Ordu ülkenin geleceğini korumakla görevlidir, eğer her hangi bir saldırı söz konusu olduğunda kollama görevini kendisinde hak olarak görür. Bu konuda yaslar bile düzenlenmiştir. Ülkenin geleceğini kollama görevi olduğuna göre, her türlü kriz ortamında yönetime el koyarak ülkenin geleceğini belirleme hakkını kendisinde görür. Ordu düşünce yapısını eğitim aldığı kurumdan alır. O düşünce yapısı ulus devletin ütopyasına uygundur. Ülke homojen olmak zorundadır, ayrılıklar ülkenin huzurunu bozar, o yüzden ayrı olana karşı her zaman tepkilidir ve düzeltilmesi gereken şey olarak görür. Gerekirse zor kullanır, çünkü asker zor kullanmayı öğrenmiştir.

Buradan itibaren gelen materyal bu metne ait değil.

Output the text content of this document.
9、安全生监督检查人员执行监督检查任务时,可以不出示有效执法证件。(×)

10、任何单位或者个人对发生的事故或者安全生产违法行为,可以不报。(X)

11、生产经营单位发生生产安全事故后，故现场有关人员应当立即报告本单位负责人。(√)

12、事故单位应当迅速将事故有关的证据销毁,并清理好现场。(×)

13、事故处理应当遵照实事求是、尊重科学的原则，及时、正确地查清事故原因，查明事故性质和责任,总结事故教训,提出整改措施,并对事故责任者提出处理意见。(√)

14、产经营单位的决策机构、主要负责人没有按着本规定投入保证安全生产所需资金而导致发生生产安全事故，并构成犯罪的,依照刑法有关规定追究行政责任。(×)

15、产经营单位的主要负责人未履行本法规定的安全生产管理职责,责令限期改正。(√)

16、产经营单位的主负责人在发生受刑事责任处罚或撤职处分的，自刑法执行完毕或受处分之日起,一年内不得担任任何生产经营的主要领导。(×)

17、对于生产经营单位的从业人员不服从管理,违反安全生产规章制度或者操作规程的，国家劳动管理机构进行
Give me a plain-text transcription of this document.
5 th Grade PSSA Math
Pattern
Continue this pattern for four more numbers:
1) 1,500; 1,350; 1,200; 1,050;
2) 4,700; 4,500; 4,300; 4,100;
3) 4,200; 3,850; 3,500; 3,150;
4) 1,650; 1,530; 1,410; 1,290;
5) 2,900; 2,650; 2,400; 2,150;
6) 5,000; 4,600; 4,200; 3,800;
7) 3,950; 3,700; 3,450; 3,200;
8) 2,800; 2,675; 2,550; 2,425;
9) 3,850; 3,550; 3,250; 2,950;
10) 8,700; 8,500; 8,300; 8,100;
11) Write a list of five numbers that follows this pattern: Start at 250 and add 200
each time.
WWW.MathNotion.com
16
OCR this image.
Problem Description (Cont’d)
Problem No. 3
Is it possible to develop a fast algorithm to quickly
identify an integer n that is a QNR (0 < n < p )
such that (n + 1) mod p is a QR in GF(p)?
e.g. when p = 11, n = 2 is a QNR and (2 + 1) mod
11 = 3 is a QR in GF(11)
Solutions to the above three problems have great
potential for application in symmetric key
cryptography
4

Zor ile toplum şartlandırılır ve o şartlandırmanın her birey tarafından kabul görmesini bekler. Kabul etmeyenlere her türlü eziyeti doğal görür.
 
Orduda emir komuta zinciri vardır ve ordumuz evrensel kurallara bağlıdır. Uluslar üstü görevlere karşı sorumluluk sahibidir. Bağlı olduğu birlik amacına yönelik yapılanmış ve eğitim sistemi ona göre düzenlenmiştir. O amaca yönelik ülke içinde ordu dışında başka örgütlenmelere siyasi irade dışında yer verebilmiştir. Bir çok NATO ülkesinde çıkan örgütlenmeler bu konuda geniş bilgi vermektedir. Bizde Kontrgerilla olarak bilinen bu özel birlikler ülkenin günlük siyasi gelişmelerine yön verebilmektedir. 12 Eylül oluşum süreci toplumsal olaylardaki rolleri henüz resmi olarak kanıtlanamamasına rağmen, yazarların çalışmasında konu olmuştur. Kamuoyu ve darbe için gerekli koşullar yaratarak ülke geleceğine müdahil olmuşlardır. Bu müdahil sırasında insanlar öldürülmüştür. İşkenceden geçirilmiştir. Değişik eziyet yapılmıştır. Geçmiş bu gelişmelere şahittir.
 
12 Eylül yaşatılan kaos ortamın bir anda bitmesine yol açarken, başka bir süreci başlatmıştır. Bugünkü siyasi ve ekonomik kriz o günkü müdahalenin yol açtığı kanal ile oluşmuştur. 12 Eylül solun üzerinden panzer, sağın üzerinden postalın geçtiği bir süreçtir. Homojen toplum için atılmış en cüretkar siyasi tercihtir. Okulda okuduklarını gerçek sananlar, yaşam içindeki gerçekler ile yüzleşirken eski alışkanlıklarını devam ettirmişlerdir. Bu adı konmamış savaşın bilançosu çok ağırdır.
 
Ülkemiz içinde oluşan her türlü değişim yurtdışının etkisi ile olmuştur, iç dinamiklerin etkisi dış dinamiklerin etkisi yanında hep zayıf kalmıştır.
 
12 Eylül gibi darbelerin bir daha olmaması isteniyorsa, o 12 Eylül süreci her yönü ile ortaya çıkarılmalıdır. 12 Mart darbesi ile başlayan süreç içinde yer alan tüm postal sahiplerinin rolleri tarih önünde yeniden gün ışığına çıkarılmalıdır. CIA başkanın "bizim çocuklar" dediği kimlerdir? Gün yüzüne çıkarılmalıdır! 12 Eylül'den bugüne kadar gelen süreçte yaşananlar gün ışığı altında yeniden değerlendirilmelidir.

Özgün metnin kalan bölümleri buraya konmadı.